Колину улыбку вызывали многие вещи, да и сам он постоянно заставлял людей улыбаться. В нем – таком невозмутимом, ироничном, словоохотливом – не было ни капли наигранного страдания. Он был превосходным рассказчиком, и книга его миниатюр-воспоминаний («новелл», как он их сам называл) – «Темы с вариациями», – выдержки из которой были впервые опубликованы в знаменитом литературном журнале «Юность», впоследствии дважды переиздавалась на русском и была переведена на французский и японский. Это восхитительный, зачастую уморительный текст[549] (я не знаю доподлинно, является ли заглавие умышленной пародией на книги Стравинского – Крафта, но если да, то это было бы типично для Коли). Музыка же его и впрямь навевает упаднические настроения, в особенности самое известное его произведение, которое он поставил мне в день нашего знакомства: Четвертая симфония, сочиненная в 1962–1963 годах, но изданная тиражом в 200 копий только в 1982-м, когда мы уже потеряли связь (я тогда заметил партитуру в каталоге немецкого издателя Отто Гаррасовица, на тот момент – главного западноевропейского импортера советской музыки, и тут же купил). Коля усадил меня на диван перед огромным старым немецким магнитофоном (его можно увидеть на фотографии из «Тем с вариациями», сделанной в той самой квартире: рис. 2) и дал мне ноты, чтобы я следил за ходом симфонии. Когда музыка закончилась, он похлопал меня по плечу и сказал, что из всех слушателей только я один вовремя переворачивал страницы. Сомневаюсь, что это правда (да он и сам несколько раз подсказывал мне, когда перелистывать), но я все равно понял, что был подвергнут проверке. Потом уже, из «Тем с вариациями», я узнал, что Дмитрий Кабалевский – главный отрицательный персонаж книги – не прошел такую же проверку с Колиной Третьей симфонией (произведение это, первое из его двенадцатитоновых, послужило началом конфликта Каретникова с музыкальным официозом).
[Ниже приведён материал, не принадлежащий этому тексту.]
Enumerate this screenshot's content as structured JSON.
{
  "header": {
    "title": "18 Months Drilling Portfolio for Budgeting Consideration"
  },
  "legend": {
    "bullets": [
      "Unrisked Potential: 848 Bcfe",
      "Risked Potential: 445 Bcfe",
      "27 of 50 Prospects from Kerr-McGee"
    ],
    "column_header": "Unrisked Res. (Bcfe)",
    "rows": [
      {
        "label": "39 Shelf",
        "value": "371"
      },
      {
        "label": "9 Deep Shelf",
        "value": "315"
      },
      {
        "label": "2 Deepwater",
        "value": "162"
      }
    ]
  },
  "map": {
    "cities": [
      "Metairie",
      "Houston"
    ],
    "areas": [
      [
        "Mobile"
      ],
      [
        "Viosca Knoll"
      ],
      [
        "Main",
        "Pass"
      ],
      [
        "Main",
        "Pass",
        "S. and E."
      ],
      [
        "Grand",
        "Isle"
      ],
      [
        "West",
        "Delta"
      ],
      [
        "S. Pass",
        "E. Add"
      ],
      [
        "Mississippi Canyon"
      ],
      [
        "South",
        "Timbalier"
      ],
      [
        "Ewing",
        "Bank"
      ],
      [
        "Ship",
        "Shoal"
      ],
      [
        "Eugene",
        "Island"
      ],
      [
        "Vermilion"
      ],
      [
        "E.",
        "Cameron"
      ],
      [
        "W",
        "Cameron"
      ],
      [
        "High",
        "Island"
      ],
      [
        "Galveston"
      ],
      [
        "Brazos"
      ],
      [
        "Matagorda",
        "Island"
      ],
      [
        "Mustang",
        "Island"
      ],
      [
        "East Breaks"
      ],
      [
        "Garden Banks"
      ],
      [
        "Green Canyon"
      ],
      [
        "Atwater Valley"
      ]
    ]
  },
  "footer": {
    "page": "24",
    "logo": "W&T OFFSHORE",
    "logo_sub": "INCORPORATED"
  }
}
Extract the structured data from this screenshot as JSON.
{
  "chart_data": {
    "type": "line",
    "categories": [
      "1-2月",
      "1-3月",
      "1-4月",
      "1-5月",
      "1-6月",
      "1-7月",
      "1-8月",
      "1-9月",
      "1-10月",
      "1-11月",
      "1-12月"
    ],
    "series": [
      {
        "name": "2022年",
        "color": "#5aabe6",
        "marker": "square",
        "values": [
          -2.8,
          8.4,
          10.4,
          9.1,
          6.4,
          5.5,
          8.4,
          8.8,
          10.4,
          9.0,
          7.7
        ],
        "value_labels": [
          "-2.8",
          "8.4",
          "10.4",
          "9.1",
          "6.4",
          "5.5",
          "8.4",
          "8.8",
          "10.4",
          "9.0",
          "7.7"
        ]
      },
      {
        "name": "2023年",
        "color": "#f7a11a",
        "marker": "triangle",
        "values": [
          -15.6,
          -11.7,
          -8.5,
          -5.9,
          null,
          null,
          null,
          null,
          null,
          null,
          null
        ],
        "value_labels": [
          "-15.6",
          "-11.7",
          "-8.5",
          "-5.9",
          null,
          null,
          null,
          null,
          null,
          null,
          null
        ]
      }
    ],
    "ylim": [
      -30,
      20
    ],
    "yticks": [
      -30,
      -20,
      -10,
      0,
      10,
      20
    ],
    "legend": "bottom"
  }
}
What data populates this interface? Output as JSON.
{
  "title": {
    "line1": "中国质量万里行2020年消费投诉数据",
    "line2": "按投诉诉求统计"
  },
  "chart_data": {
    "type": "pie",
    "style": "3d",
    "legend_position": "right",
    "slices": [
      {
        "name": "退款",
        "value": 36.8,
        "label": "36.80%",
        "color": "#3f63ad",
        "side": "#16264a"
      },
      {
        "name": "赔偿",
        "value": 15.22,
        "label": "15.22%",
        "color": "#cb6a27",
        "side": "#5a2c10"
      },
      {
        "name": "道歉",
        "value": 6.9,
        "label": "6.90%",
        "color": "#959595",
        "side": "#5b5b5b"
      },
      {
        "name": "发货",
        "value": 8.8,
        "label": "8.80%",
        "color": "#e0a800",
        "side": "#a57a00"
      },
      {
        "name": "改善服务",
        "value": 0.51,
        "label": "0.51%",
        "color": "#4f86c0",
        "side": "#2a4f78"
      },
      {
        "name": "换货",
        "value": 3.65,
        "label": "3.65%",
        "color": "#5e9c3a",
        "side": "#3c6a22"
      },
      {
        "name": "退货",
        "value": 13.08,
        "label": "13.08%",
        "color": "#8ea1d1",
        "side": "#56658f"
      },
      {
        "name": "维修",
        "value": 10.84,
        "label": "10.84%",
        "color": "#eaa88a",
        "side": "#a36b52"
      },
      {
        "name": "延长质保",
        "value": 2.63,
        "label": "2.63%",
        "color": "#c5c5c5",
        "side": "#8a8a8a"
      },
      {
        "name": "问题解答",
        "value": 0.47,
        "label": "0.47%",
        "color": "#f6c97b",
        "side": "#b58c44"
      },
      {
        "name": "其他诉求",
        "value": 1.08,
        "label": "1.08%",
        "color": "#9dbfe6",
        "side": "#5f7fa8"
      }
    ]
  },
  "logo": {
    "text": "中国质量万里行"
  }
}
Я не сдал этот экзамен на «отлично», да и Кабалевский, подозреваю, не провалился совсем уж позорно, но что-то во мне, должно быть, сразу понравилось Коле. Еще до проверки он понял, что мы подружимся. Пожалуй, я знаю, чем именно ему приглянулся, и никакого отношения к музыке это не имело. Ни один из уже весьма многочисленных источников об этом не упоминает, но вторым увлечением Коли после музыки всегда была филателия. (Обложка первого издания «Тем с вариациями», которое я получил через Питера Шмельца с дарственной надписью от Ольги Каретниковой – четвертой, кажется, его жены, но единственной долгосрочной и пережившей его самого, – представляет собой коллаж из иностранных марок, фотографий и рукописей, но это, пожалуй, единственная отсылка к его хобби, имеющаяся в открытом доступе.)
Я сам коллекционирую марки с шести лет. Во время нашей первой встречи я заметил его альбомы на книжной полке, и он с огромным удовольствием принялся хвастать своими сокровищами. А в какой-то момент попросил меня закрыть глаза, и, когда я открыл их вновь, в моей ладони оказалась очень старинная (и очень ценная) японская марка. Я даже не почувствовал ее веса, настолько легкой была рисовая бумага. «Видите, – сказал он. – Ее нету». (К концу вечера он бы точно сказал мне «видишь». На «ты» мы перешли очень быстро, но не автоматически, как это бывало с моими друзьями по консерваторскому общежитию, поскольку разница в возрасте все-таки составляла пятнадцать лет.) Беседы наши всегда отчасти были посвящены маркам, в которых я разбирался гораздо лучше других его друзей-музыкантов. Однажды я принес ему в подарок несколько марок из американского посольства – не американских, правда, а финских и австрийских, которые мы, студенты по обмену, покупали в посольстве, чтобы приклеить на письма, идущие дипломатической почтой из России в Хельсинки или Вену. Марки были, разумеется, неиспользованные. «О! – воскликнул Коля. – Чистенькие!» Полагаю, марки ему было получать даже приятнее, чем пластинки (опять же добытые через посольство) с современной американской музыкой, включая поздние работы Игоря Стравинского, который на момент своей смерти в апреле того же, 1971-го, года был уже, конечно, американским композитором. «Ах, старик, – сказал тогда Коля, – наконец он понял!» Имелось в виду, что Стравинский наконец понял то, что понимал и сам Коля: серийная додекафония (именно так он величал двенадцатитоновую технику) – это единственная альтернатива для серьезного композитора в конце ХХ века.